Studio City is a seven-square-mile district in the San Fernando Valley region of the City of Los Angeles, California, United States. It is bounded roughly by Ethel Avenue to the west, Highway 101 to the north and east, and Mulholland Drive and the Santa Monica Mountains to the south.
Studio City earned its name in the 1920s when Mack Sennett moved his studios from a neighborhood known as Edendale (near modern Echo Park) to a property near Colfax Avenue and Ventura Boulevard. His soundstages, Mack Sennett Studios, were later renamed Mascot Pictures Studios, Republic Pictures Studios, MTM Enterprises Studios and today are known as the CBS Radford Studios. Some residents wanted the town to be named Laurelwood, but the Chamber of Commerce pushed for Studio City to please the studios.
Studio City is located in the southeast San Fernando Valley. Highway 101 is the major freeway linking the area to Hollywood and the western valley. Access to other parts of the city is also provided by Laurel Canyon Boulevard, Coldwater Canyon Avenue and Ventura/Cahuenga Boulevards. Ventura Boulevard is where the bulk of its commercial activity resides.
The area, like many parts of L.A., has seen a great deal of tear-down building, with large condominiums replacing single family homes, and a surge in retail. Nearby, the historic Sportsmen's Lodge is also threatened with eventual redevelopment. However, negotiations among the Los Angeles Conservancy, Studio City Residents Association, and the facility's owner have led to the suggestion of public review before any planned alterations to this site. Traffic and parking problems have recently worsened, and the construction of parking structures has not made a visible improvement.
According to the 2000 San Fernando Valley Almanac, Studio City has a population of 25,841 people and 13,086 households. The median home price is $811,000. The population demography is 81.6% White, 8.1% Latino, 5.8% Asian, and 8.6% African American. True to the city's name, many residents work in film, television and media.
Like its neighbor Sherman Oaks, Studio City has seen a surge in restaurants of note in past decades, including a number of high quality sushi bars, two top delis and many restaurants known for fine dining (such as Firefly, Spark, La Loggia and Outtake Cafe).
Studio City is part of the city of Los Angeles and sits largely within City Council District 2 (depending on the rather loose definition of L.A. neighborhoods, portions may also lie in districts 4 and 5).

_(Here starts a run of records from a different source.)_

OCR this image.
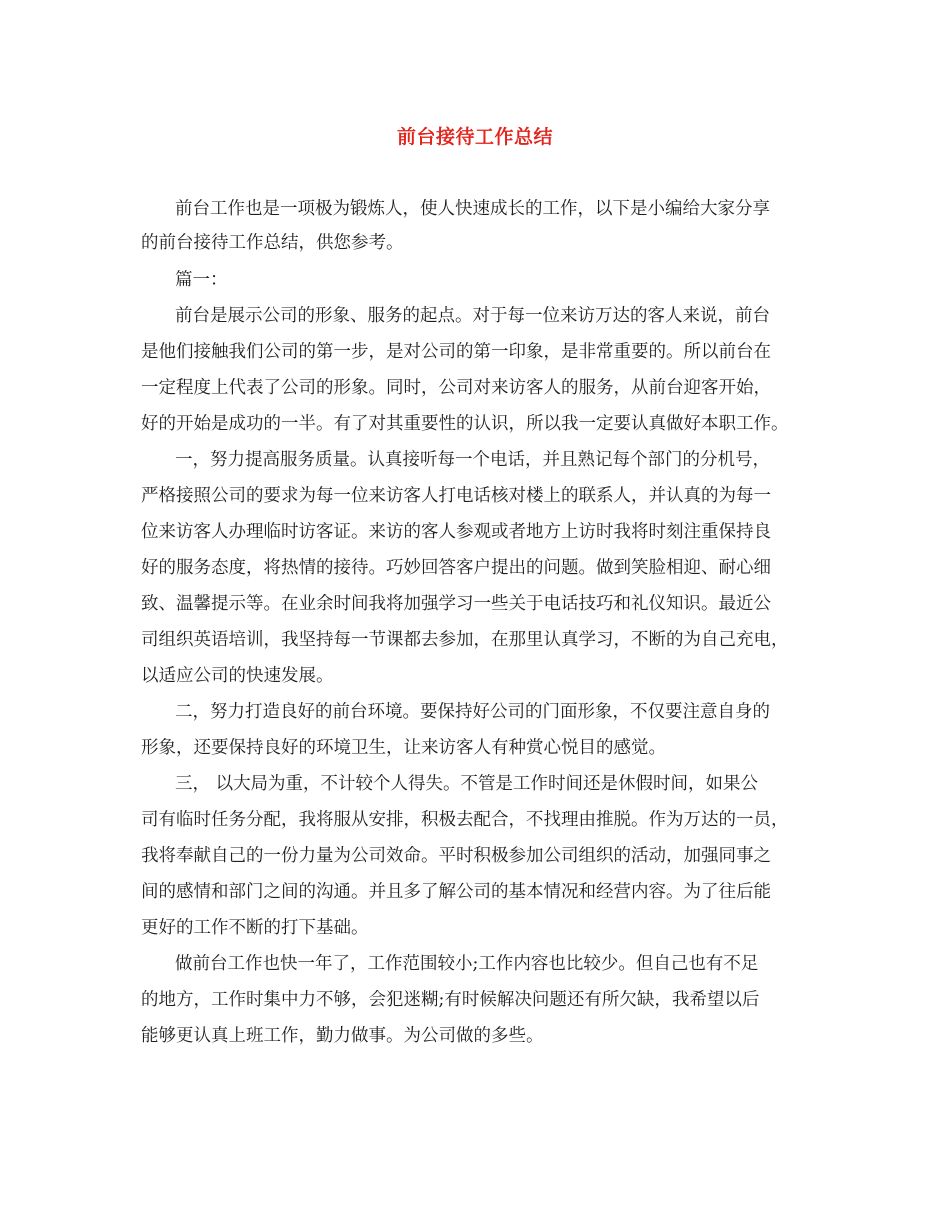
前台接待工作总结
前台工作也是一项极为锻炼人，使人快速成长的工作，以下是小编给大家分享
的前台接待工作总结，供您参考。
篇一：
前台是展示公司的形象、服务的起点。对于每一位来访万达的客人来说，前台
是他们接触我们公司的第一步，是对公司的第一印象，是非常重要的。所以前台在
一定程度上代表了公司的形象。同时，公司对来访客人的服务，从前台迎客开始，
好的开始是成功的一半。有了对其重要性的认识，所以我一定要认真做好本职工作。
一，努力提高服务质量。认真接听每一个电话，并且熟记每个部门的分机号，
严格接照公司的要求为每一位来访客人打电话核对楼上的联系人，并认真的为每一
位来访客人办理临时访客证。来访的客人参观或者地方上访时我将时刻注重保持良
好的服务态度，将热情的接待。巧妙回答客户提出的问题。做到笑脸相迎、耐心细
致、温馨提示等。在业余时间我将加强学习一些关于电话技巧和礼仪知识。最近公
司组织英语培训，我坚持每一节课都去参加，在那里认真学习，不断的为自己充电，
以适应公司的快速发展。
二，努力打造良好的前台环境。要保持好公司的门面形象，不仅要注意自身的
形象，还要保持良好的环境卫生，让来访客人有种赏心悦目的感觉。
三， 以大局为重，不计较个人得失。不管是工作时间还是休假时间，如果公
司有临时任务分配，我将服从安排，积极去配合，不找理由推脱。作为万达的一员，
我将奉献自己的一份力量为公司效命。平时积极参加公司组织的活动，加强同事之
间的感情和部门之间的沟通。并且多了解公司的基本情况和经营内容。为了往后能
更好的工作不断的打下基础。
做前台工作也快一年了，工作范围较小;工作内容也比较少。但自己也有不足
的地方，工作时集中力不够，会犯迷糊;有时候解决问题还有所欠缺，我希望以后
能够更认真上班工作，勤力做事。为公司做的多些。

The area is also represented by Los Angeles County District 3 Supervisor Zev Yaroslavsky, District 23 California state Sen. Sheila Kuehl, California state Assemblyman Mike Feuer and U.S. Rep. Howard Berman.
Studio City is zoned to Los Angeles USD schools. Carpenter Avenue Elementary School, Rio Vista Elementary School, Walter Reed Middle School, and North Hollywood High School serve the community. Carpenter Avenue and Walter Reed are in Studio City, Rio Vista is in North Hollywood, and North Hollywood High School is in Valley Village.
Studio City is also home to private schools Campbell Hall Episcopal School, Oakwood School's Elementary School campus, Harvard-Westlake School's Upper School as well Bridges Academy, a private middle and high school for gifted students with learning disabilities.